Planning is under way, and the first phase of the work — aimed at reducing air pollutants — must be completed by April 2015, Lafayette Utilities System Director Terry Huval said this week.
“It’s a big project,” he said.
Huval said the $88 million estimate is on the high end and the work would likely cost less.
LUS will borrow the money upfront and pay it back over 20 years through an increase to customers’ fuel adjustment charge that Huval estimated will raise the total LUS bill for electric, water and sewer by about 2 percent.
“It will have very little impact on our overall fuel adjustment charge,” he said.
The new U.S. Environmental Protection Agency air pollution mandates address air pollution at the coal-fired Rodemacher power plant near Boyce that Lafayette jointly owns with CLECO and the Louisiana Energy and Power Authority.

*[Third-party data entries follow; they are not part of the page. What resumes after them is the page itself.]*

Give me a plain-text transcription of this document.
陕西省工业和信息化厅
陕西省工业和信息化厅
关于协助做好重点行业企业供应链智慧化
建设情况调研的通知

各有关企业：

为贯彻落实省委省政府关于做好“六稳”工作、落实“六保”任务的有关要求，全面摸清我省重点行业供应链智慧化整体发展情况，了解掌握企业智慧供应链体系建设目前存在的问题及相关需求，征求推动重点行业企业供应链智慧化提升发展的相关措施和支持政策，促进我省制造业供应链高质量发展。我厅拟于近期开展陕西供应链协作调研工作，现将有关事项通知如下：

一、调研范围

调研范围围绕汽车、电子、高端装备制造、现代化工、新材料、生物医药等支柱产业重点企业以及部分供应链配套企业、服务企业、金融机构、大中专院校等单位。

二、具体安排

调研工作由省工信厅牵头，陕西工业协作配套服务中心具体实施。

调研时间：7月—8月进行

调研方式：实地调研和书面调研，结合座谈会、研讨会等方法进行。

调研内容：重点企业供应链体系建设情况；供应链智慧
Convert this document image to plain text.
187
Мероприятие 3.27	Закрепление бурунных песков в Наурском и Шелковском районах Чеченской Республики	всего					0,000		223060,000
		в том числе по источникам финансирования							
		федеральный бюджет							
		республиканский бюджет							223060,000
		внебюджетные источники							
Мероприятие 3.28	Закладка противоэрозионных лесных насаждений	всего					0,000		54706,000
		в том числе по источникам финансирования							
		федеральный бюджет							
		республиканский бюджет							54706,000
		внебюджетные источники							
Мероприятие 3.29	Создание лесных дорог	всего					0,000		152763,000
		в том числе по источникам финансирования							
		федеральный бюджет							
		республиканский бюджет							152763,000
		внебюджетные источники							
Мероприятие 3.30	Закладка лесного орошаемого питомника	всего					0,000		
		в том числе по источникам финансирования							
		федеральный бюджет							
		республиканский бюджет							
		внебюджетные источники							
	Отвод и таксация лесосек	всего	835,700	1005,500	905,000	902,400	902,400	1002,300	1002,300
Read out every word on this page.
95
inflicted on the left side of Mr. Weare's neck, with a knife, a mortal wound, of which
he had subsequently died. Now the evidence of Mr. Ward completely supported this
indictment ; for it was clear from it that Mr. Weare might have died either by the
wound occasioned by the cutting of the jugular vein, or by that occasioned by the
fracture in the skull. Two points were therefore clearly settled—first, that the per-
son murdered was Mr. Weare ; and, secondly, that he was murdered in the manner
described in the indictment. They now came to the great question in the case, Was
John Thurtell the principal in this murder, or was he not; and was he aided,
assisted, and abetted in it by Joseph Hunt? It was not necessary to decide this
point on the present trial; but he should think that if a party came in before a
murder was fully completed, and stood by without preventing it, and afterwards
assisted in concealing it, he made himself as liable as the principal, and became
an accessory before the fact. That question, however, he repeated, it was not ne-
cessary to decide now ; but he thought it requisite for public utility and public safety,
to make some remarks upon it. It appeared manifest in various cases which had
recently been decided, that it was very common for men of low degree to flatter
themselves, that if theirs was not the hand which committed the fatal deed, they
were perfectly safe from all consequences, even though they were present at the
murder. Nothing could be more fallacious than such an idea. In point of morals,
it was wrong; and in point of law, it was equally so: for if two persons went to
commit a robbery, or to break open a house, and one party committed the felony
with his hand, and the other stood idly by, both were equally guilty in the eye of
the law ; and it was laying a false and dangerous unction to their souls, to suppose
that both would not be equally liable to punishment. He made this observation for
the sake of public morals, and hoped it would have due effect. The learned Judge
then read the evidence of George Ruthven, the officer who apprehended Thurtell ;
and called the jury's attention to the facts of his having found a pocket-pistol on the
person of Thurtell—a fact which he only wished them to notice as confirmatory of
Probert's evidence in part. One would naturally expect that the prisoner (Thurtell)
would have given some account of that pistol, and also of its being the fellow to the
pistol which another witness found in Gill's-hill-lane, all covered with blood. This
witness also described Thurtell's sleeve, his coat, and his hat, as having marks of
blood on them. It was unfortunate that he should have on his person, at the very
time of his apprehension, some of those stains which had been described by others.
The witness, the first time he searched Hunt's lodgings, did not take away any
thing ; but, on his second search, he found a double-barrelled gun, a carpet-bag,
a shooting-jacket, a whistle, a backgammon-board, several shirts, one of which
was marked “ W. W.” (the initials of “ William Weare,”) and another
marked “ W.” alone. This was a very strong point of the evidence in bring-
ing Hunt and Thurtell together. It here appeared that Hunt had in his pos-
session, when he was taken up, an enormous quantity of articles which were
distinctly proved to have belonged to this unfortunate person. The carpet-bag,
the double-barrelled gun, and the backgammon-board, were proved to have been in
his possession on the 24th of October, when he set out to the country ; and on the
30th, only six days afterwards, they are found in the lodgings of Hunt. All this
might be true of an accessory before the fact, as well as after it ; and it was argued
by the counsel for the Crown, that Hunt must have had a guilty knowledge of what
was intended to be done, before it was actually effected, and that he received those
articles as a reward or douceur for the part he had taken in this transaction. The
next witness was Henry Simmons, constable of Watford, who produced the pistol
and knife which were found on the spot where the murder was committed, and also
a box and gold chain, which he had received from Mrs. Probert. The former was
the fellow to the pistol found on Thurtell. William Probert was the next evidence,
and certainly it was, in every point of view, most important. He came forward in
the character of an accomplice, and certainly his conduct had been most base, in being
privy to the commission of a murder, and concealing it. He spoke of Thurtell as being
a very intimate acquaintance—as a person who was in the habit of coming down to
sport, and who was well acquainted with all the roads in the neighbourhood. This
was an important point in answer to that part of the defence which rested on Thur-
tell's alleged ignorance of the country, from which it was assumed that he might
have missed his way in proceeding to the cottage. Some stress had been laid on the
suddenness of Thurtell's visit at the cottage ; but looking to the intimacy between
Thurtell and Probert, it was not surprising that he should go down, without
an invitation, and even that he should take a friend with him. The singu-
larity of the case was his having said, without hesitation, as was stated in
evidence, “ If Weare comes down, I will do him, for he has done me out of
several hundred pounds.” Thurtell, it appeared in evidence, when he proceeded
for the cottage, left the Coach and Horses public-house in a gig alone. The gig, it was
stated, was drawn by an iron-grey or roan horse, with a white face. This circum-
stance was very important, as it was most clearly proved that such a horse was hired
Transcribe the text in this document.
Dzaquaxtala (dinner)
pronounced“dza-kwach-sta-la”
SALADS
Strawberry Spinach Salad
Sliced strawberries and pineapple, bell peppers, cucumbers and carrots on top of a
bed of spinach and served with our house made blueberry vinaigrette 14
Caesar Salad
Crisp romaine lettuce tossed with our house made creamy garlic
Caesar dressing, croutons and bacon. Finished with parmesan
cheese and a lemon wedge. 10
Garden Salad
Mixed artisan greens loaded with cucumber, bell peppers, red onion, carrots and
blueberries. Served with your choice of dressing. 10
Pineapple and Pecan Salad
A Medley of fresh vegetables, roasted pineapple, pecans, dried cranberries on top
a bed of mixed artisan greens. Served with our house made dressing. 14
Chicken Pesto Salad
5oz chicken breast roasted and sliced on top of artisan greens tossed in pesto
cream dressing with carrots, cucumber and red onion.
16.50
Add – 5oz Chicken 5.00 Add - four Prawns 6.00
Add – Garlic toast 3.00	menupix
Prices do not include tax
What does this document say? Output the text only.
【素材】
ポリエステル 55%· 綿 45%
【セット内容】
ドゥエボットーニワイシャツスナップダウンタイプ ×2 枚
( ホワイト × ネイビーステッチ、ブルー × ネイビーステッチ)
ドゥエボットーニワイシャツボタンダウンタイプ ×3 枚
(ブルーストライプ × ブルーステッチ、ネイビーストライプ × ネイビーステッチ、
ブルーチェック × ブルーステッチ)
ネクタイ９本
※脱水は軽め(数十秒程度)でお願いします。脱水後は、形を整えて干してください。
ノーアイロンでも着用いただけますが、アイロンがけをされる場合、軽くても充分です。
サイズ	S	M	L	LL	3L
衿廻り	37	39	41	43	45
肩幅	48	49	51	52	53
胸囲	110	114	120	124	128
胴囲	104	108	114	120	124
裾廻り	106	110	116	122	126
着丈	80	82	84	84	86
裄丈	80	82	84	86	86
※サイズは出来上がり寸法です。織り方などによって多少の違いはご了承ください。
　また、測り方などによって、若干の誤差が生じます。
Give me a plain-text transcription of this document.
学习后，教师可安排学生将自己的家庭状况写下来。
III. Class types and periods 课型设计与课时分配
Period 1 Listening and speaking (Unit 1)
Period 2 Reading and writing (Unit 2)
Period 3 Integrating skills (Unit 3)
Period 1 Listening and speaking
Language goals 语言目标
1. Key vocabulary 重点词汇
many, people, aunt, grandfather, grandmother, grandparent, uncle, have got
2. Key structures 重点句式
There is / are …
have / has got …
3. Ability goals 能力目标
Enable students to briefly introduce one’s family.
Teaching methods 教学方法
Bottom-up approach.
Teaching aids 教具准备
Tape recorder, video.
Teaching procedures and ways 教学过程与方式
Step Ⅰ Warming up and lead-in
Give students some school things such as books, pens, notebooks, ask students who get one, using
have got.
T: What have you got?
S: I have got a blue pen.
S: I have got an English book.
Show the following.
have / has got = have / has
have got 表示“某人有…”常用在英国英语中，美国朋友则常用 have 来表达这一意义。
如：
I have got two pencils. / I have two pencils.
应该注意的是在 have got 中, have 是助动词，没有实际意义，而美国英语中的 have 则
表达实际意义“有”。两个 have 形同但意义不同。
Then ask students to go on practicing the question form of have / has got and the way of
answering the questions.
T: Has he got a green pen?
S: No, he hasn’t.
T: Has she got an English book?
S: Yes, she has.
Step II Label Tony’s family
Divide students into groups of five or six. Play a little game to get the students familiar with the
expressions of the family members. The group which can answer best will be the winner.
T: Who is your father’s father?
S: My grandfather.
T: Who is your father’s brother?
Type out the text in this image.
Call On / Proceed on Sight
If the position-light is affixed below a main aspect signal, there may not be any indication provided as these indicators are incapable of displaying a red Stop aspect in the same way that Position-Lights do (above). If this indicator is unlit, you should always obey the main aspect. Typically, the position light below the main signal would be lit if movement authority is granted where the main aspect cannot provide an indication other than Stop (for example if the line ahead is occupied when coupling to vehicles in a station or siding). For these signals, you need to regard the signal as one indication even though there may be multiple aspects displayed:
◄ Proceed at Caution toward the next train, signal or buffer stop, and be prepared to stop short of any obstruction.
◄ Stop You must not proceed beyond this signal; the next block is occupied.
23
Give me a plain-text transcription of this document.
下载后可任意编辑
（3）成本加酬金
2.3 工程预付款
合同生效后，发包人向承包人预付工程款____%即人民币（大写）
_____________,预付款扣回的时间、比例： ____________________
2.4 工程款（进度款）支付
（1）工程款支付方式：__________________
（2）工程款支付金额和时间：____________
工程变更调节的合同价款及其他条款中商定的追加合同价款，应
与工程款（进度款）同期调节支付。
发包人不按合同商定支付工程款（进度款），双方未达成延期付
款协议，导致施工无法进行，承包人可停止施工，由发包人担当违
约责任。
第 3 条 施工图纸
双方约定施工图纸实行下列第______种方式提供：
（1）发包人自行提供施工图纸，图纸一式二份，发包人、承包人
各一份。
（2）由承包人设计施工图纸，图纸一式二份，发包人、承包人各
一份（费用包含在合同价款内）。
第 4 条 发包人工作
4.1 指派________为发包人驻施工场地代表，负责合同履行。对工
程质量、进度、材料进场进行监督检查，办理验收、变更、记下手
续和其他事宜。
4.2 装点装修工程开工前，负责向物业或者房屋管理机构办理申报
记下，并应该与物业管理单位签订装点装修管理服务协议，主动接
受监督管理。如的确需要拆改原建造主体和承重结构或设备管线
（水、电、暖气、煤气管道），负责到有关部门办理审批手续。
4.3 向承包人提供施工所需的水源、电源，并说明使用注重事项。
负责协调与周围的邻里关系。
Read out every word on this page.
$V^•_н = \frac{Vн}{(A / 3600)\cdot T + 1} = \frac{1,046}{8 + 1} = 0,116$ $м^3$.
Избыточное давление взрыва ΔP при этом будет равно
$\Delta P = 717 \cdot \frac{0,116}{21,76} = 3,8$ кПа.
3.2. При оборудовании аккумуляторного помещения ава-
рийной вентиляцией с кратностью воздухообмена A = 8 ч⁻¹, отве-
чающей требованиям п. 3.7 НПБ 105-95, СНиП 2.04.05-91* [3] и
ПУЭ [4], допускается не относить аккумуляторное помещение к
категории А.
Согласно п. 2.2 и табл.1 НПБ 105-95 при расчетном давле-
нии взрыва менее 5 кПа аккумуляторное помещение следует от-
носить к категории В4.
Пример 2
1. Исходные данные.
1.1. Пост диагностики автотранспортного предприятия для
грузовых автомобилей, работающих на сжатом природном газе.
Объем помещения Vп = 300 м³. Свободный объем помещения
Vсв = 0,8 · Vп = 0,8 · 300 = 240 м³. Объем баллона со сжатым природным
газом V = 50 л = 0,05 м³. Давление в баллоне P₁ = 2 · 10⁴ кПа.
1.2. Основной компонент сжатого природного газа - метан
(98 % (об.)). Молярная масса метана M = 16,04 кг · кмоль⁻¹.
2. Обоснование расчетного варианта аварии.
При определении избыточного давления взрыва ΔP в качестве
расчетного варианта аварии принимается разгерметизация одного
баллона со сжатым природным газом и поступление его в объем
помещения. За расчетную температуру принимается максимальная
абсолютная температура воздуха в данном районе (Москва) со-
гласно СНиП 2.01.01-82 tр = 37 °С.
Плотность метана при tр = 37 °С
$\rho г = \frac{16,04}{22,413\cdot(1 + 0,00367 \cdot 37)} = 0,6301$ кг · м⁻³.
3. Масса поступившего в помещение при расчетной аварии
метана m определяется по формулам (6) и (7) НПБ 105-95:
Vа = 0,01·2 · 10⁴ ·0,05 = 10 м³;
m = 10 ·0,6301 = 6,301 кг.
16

Lafayette has natural gas power plants within the city limits, but about 62 percent of the city’s power travels down transmission lines from Boyce, Huval said.
The Rodemacher plant was built in 1982, and Lafayette owns half of the facility.
Huval said the planned upgrades should meet federal environmental guidelines for the foreseeable future.
“The experts are telling us that what we are doing should last a long time,” he said.
The estimate of $88 million is far less than a worst-case scenario Huval gave to the City-Parish Council last year when he warned of compliance costs that could climb upwards of $175 million.
At the time, utility officials were still uncertain how strict the developing air pollution regulations would be.
The environmental upgrades come after LUS, CLECO and Entergy this summer finished the bulk of a $180 million project to upgrade the region’s electrical transmission grid, which had been straining in recent year’s to keep up with the area’s growing population.
LUS’s share of that project was $24 million.
Huval said this summer is the first in recent years in which area utilities could relax concerns about the possibility of rolling blackouts as the heat rose.